The present study examined the quality of life of very old people, but without fully surveying the individual life course. Drawing causal conclusions from traumatic events that occurred more than 70 years ago, thus, is inevitably associated with uncertainties. Individual resilience and vulnerability, and its life-long development can have important influences on the subjective suffering from traumatic WWII events at late-life.
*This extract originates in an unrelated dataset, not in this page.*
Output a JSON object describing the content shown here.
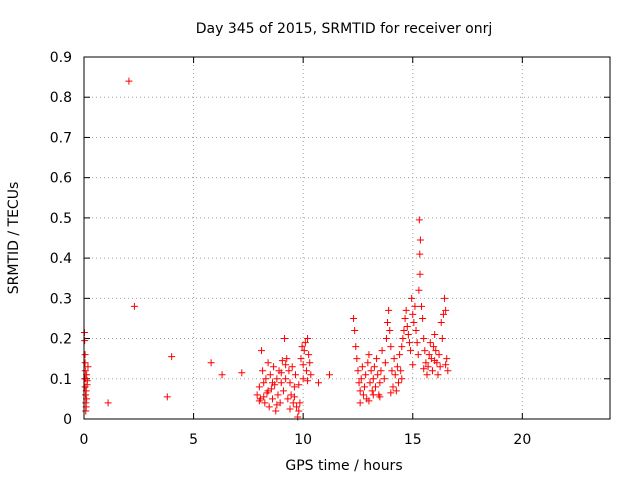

Future studies should use longitudinal study designs to resolve uncertainties about the underlying causal pathways and intraindividual development over the life course.

Implications

In sum, this study found evidence of a negative impact of traumatic experiences (and subsequent psychological burden) in early childhood and adolescence on physical and mental health over 70 years after the traumatic events. The present results underline the importance of screening for traumatic experiences in older patients since the population is neglected regarding treatment. As most studies on the underlying biological and behavioural mechanisms as well as treatments are based on younger participants, there is a special need for further research based on longitudinal designs.

Acknowledgements

The project NRW80+ is part of the Key Research Area ‘Aging and Demographic Change’ (Speaker: Susanne Zank) at the Cologne Center for Ethics, Rights, Economics, and Social Sciences of Health (ceres; Director: Christiane Woopen) at the University of Cologne. Members of the project board are Christian Rietz, Michael Wagner, Christiane Woopen and Susanne Zank.

Disclosure statement

No potential conflict of interest was reported by the authors.

Additional information

Funding

This work was supported by the Ministry of Innovation, Science and Research of the German State of North Rhine-Westphalia under Grant [23-8.03-125240].